Yeah dozy the date change from 606 to 607BCE was so strange and so blatant that, on some level, I didn’t even believe it could be true. But it does seem as simple as that - they moved it back a year to account for the absence of year zero and still keep the 1914 date. The honest thing to do would have been to move 1914 forward one year to 1915 (is that right?) but that would have spoiled the coincidence of World War One beginning on their favoured date. Does scholar have an answer for that one?
Another problem is, if Satan was cast down from heaven in September/October 1914, then how come World War One began in August already?

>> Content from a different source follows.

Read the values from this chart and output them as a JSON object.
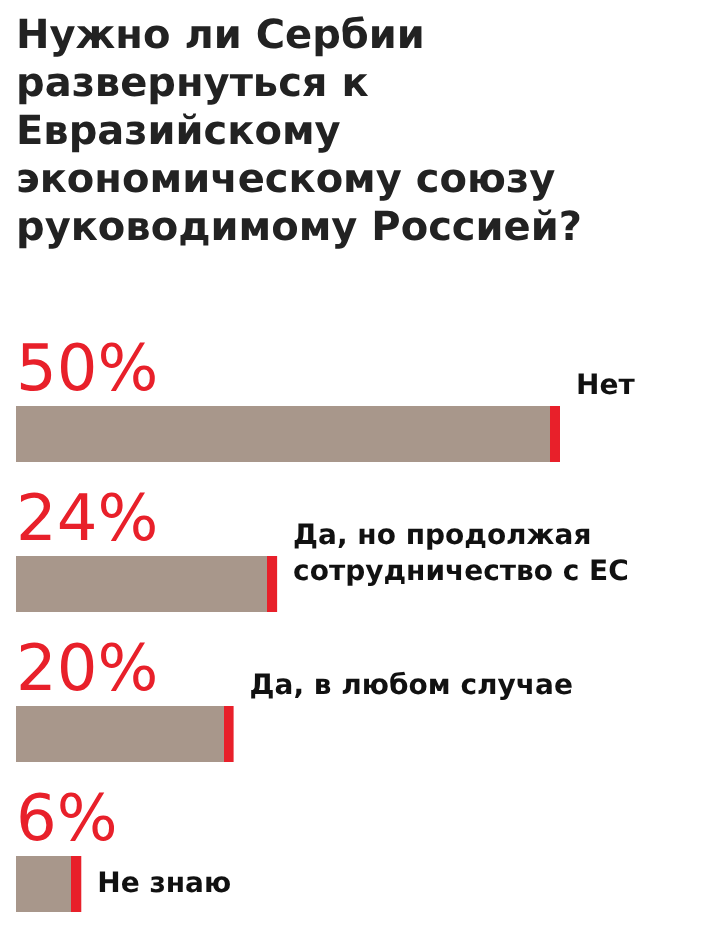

Plus there was something (I forget the details) about the year 537BCE saying that events were supposed to occur within a year but there is nothing in the Bible that says it was within a year. They just assume it was not longer than a year in order to make the prophecy fit. But why not two, or three, or four years? Other than it spoils the chronology.
Plus they claim that 537BCE is an absolute fixed date and that 70 years must be counted back from then to 607BCE. But there’s no good reason why, if you are adamant about keeping the literal 70 year period, you couldn’t do it the other way round and say that 586BCE is the absolute fixed date and count 70 years forward from that to the other date at 516BCE instead.

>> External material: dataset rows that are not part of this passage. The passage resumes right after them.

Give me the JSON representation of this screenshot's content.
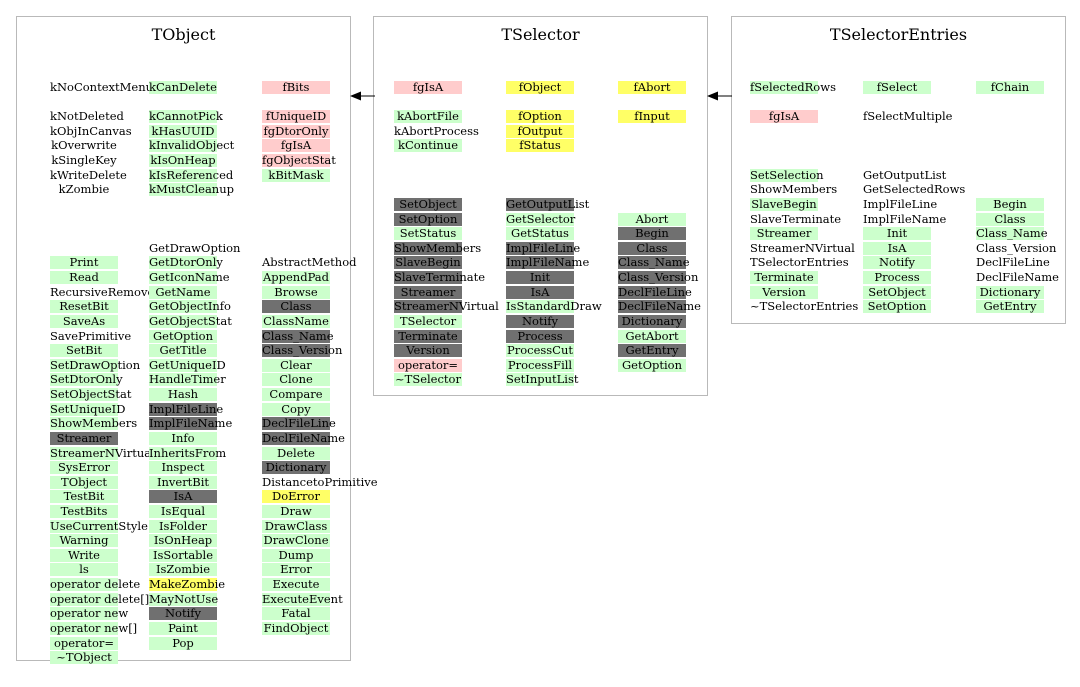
{
  "colors": {
    "green": "#ccffcc",
    "pink": "#ffcccc",
    "yellow": "#ffff66",
    "dark": "#707070",
    "border": "#b9b9b9"
  },
  "classes": [
    {
      "id": "tobject",
      "title": "TObject",
      "columns": [
        {
          "items": [
            [
              "kNoContextMenu",
              ""
            ],
            null,
            [
              "kNotDeleted",
              ""
            ],
            [
              "kObjInCanvas",
              ""
            ],
            [
              "kOverwrite",
              ""
            ],
            [
              "kSingleKey",
              ""
            ],
            [
              "kWriteDelete",
              ""
            ],
            [
              "kZombie",
              ""
            ],
            null,
            null,
            null,
            null,
            [
              "Print",
              "g"
            ],
            [
              "Read",
              "g"
            ],
            [
              "RecursiveRemove",
              ""
            ],
            [
              "ResetBit",
              "g"
            ],
            [
              "SaveAs",
              "g"
            ],
            [
              "SavePrimitive",
              ""
            ],
            [
              "SetBit",
              "g"
            ],
            [
              "SetDrawOption",
              "g"
            ],
            [
              "SetDtorOnly",
              "g"
            ],
            [
              "SetObjectStat",
              "g"
            ],
            [
              "SetUniqueID",
              "g"
            ],
            [
              "ShowMembers",
              "g"
            ],
            [
              "Streamer",
              "d"
            ],
            [
              "StreamerNVirtual",
              "g"
            ],
            [
              "SysError",
              "g"
            ],
            [
              "TObject",
              "g"
            ],
            [
              "TestBit",
              "g"
            ],
            [
              "TestBits",
              "g"
            ],
            [
              "UseCurrentStyle",
              "g"
            ],
            [
              "Warning",
              "g"
            ],
            [
              "Write",
              "g"
            ],
            [
              "ls",
              "g"
            ],
            [
              "operator delete",
              "g"
            ],
            [
              "operator delete[]",
              "g"
            ],
            [
              "operator new",
              "g"
            ],
            [
              "operator new[]",
              "g"
            ],
            [
              "operator=",
              "g"
            ],
            [
              "~TObject",
              "g"
            ]
          ]
        },
        {
          "items": [
            [
              "kCanDelete",
              "g"
            ],
            null,
            [
              "kCannotPick",
              "g"
            ],
            [
              "kHasUUID",
              "g"
            ],
            [
              "kInvalidObject",
              "g"
            ],
            [
              "kIsOnHeap",
              "g"
            ],
            [
              "kIsReferenced",
              "g"
            ],
            [
              "kMustCleanup",
              "g"
            ],
            null,
            null,
            null,
            [
              "GetDrawOption",
              ""
            ],
            [
              "GetDtorOnly",
              "g"
            ],
            [
              "GetIconName",
              "g"
            ],
            [
              "GetName",
              "g"
            ],
            [
              "GetObjectInfo",
              "g"
            ],
            [
              "GetObjectStat",
              "g"
            ],
            [
              "GetOption",
              "g"
            ],
            [
              "GetTitle",
              "g"
            ],
            [
              "GetUniqueID",
              "g"
            ],
            [
              "HandleTimer",
              "g"
            ],
            [
              "Hash",
              "g"
            ],
            [
              "ImplFileLine",
              "d"
            ],
            [
              "ImplFileName",
              "d"
            ],
            [
              "Info",
              "g"
            ],
            [
              "InheritsFrom",
              "g"
            ],
            [
              "Inspect",
              "g"
            ],
            [
              "InvertBit",
              "g"
            ],
            [
              "IsA",
              "d"
            ],
            [
              "IsEqual",
              "g"
            ],
            [
              "IsFolder",
              "g"
            ],
            [
              "IsOnHeap",
              "g"
            ],
            [
              "IsSortable",
              "g"
            ],
            [
              "IsZombie",
              "g"
            ],
            [
              "MakeZombie",
              "y"
            ],
            [
              "MayNotUse",
              "g"
            ],
            [
              "Notify",
              "d"
            ],
            [
              "Paint",
              "g"
            ],
            [
              "Pop",
              "g"
            ]
          ]
        },
        {
          "items": [
            [
              "fBits",
              "p"
            ],
            null,
            [
              "fUniqueID",
              "p"
            ],
            [
              "fgDtorOnly",
              "p"
            ],
            [
              "fgIsA",
              "p"
            ],
            [
              "fgObjectStat",
              "p"
            ],
            [
              "kBitMask",
              "g"
            ],
            null,
            null,
            null,
            null,
            null,
            [
              "AbstractMethod",
              ""
            ],
            [
              "AppendPad",
              "g"
            ],
            [
              "Browse",
              "g"
            ],
            [
              "Class",
              "d"
            ],
            [
              "ClassName",
              "g"
            ],
            [
              "Class_Name",
              "d"
            ],
            [
              "Class_Version",
              "d"
            ],
            [
              "Clear",
              "g"
            ],
            [
              "Clone",
              "g"
            ],
            [
              "Compare",
              "g"
            ],
            [
              "Copy",
              "g"
            ],
            [
              "DeclFileLine",
              "d"
            ],
            [
              "DeclFileName",
              "d"
            ],
            [
              "Delete",
              "g"
            ],
            [
              "Dictionary",
              "d"
            ],
            [
              "DistancetoPrimitive",
              ""
            ],
            [
              "DoError",
              "y"
            ],
            [
              "Draw",
              "g"
            ],
            [
              "DrawClass",
              "g"
            ],
            [
              "DrawClone",
              "g"
            ],
            [
              "Dump",
              "g"
            ],
            [
              "Error",
              "g"
            ],
            [
              "Execute",
              "g"
            ],
            [
              "ExecuteEvent",
              "g"
            ],
            [
              "Fatal",
              "g"
            ],
            [
              "FindObject",
              "g"
            ]
          ]
        }
      ]
    },
    {
      "id": "tselector",
      "title": "TSelector",
      "columns": [
        {
          "items": [
            [
              "fgIsA",
              "p"
            ],
            null,
            [
              "kAbortFile",
              "g"
            ],
            [
              "kAbortProcess",
              ""
            ],
            [
              "kContinue",
              "g"
            ],
            null,
            null,
            null,
            [
              "SetObject",
              "d"
            ],
            [
              "SetOption",
              "d"
            ],
            [
              "SetStatus",
              "g"
            ],
            [
              "ShowMembers",
              "d"
            ],
            [
              "SlaveBegin",
              "d"
            ],
            [
              "SlaveTerminate",
              "d"
            ],
            [
              "Streamer",
              "d"
            ],
            [
              "StreamerNVirtual",
              "d"
            ],
            [
              "TSelector",
              "g"
            ],
            [
              "Terminate",
              "d"
            ],
            [
              "Version",
              "d"
            ],
            [
              "operator=",
              "p"
            ],
            [
              "~TSelector",
              "g"
            ]
          ]
        },
        {
          "items": [
            [
              "fObject",
              "y"
            ],
            null,
            [
              "fOption",
              "y"
            ],
            [
              "fOutput",
              "y"
            ],
            [
              "fStatus",
              "y"
            ],
            null,
            null,
            null,
            [
              "GetOutputList",
              "d"
            ],
            [
              "GetSelector",
              "g"
            ],
            [
              "GetStatus",
              "g"
            ],
            [
              "ImplFileLine",
              "d"
            ],
            [
              "ImplFileName",
              "d"
            ],
            [
              "Init",
              "d"
            ],
            [
              "IsA",
              "d"
            ],
            [
              "IsStandardDraw",
              "g"
            ],
            [
              "Notify",
              "d"
            ],
            [
              "Process",
              "d"
            ],
            [
              "ProcessCut",
              "g"
            ],
            [
              "ProcessFill",
              "g"
            ],
            [
              "SetInputList",
              "g"
            ]
          ]
        },
        {
          "items": [
            [
              "fAbort",
              "y"
            ],
            null,
            [
              "fInput",
              "y"
            ],
            null,
            null,
            null,
            null,
            null,
            null,
            [
              "Abort",
              "g"
            ],
            [
              "Begin",
              "d"
            ],
            [
              "Class",
              "d"
            ],
            [
              "Class_Name",
              "d"
            ],
            [
              "Class_Version",
              "d"
            ],
            [
              "DeclFileLine",
              "d"
            ],
            [
              "DeclFileName",
              "d"
            ],
            [
              "Dictionary",
              "d"
            ],
            [
              "GetAbort",
              "g"
            ],
            [
              "GetEntry",
              "d"
            ],
            [
              "GetOption",
              "g"
            ]
          ]
        }
      ]
    },
    {
      "id": "tselectorentries",
      "title": "TSelectorEntries",
      "columns": [
        {
          "items": [
            [
              "fSelectedRows",
              "g"
            ],
            null,
            [
              "fgIsA",
              "p"
            ],
            null,
            null,
            null,
            [
              "SetSelection",
              "g"
            ],
            [
              "ShowMembers",
              ""
            ],
            [
              "SlaveBegin",
              "g"
            ],
            [
              "SlaveTerminate",
              ""
            ],
            [
              "Streamer",
              "g"
            ],
            [
              "StreamerNVirtual",
              ""
            ],
            [
              "TSelectorEntries",
              ""
            ],
            [
              "Terminate",
              "g"
            ],
            [
              "Version",
              "g"
            ],
            [
              "~TSelectorEntries",
              ""
            ]
          ]
        },
        {
          "items": [
            [
              "fSelect",
              "g"
            ],
            null,
            [
              "fSelectMultiple",
              ""
            ],
            null,
            null,
            null,
            [
              "GetOutputList",
              ""
            ],
            [
              "GetSelectedRows",
              ""
            ],
            [
              "ImplFileLine",
              ""
            ],
            [
              "ImplFileName",
              ""
            ],
            [
              "Init",
              "g"
            ],
            [
              "IsA",
              "g"
            ],
            [
              "Notify",
              "g"
            ],
            [
              "Process",
              "g"
            ],
            [
              "SetObject",
              "g"
            ],
            [
              "SetOption",
              "g"
            ]
          ]
        },
        {
          "items": [
            [
              "fChain",
              "g"
            ],
            null,
            null,
            null,
            null,
            null,
            null,
            null,
            [
              "Begin",
              "g"
            ],
            [
              "Class",
              "g"
            ],
            [
              "Class_Name",
              "g"
            ],
            [
              "Class_Version",
              ""
            ],
            [
              "DeclFileLine",
              ""
            ],
            [
              "DeclFileName",
              ""
            ],
            [
              "Dictionary",
              "g"
            ],
            [
              "GetEntry",
              "g"
            ]
          ]
        }
      ]
    }
  ]
}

Plus as Sanchy said, how do we even know that Daniel 4 is meant to be interpreted as a centuries long chronological prophecy anyway? It is a stretch to say the least.
Plus the fact that 1914 is no longer within anybody’s reasonable conception of a single generation now. It’s ridiculous.
Until the 1990s, I think many JWs had the attitude that the whole 1914 chronology thing seemed like a bit of a leap in terms of proving it from the Bible, but on the other hand Bible Students did identify the year 1914 decades before World War One started that year. Therefore, was the reasoning at the time, Jehovah probably helped the Bible Students reach the 1914 date from the Bible somehow, and events that year proved them correct. But the further back in time 1914 recedes, the less important it seems, and the idea of stretching the “lasts days” from that date becomes increasingly incredible.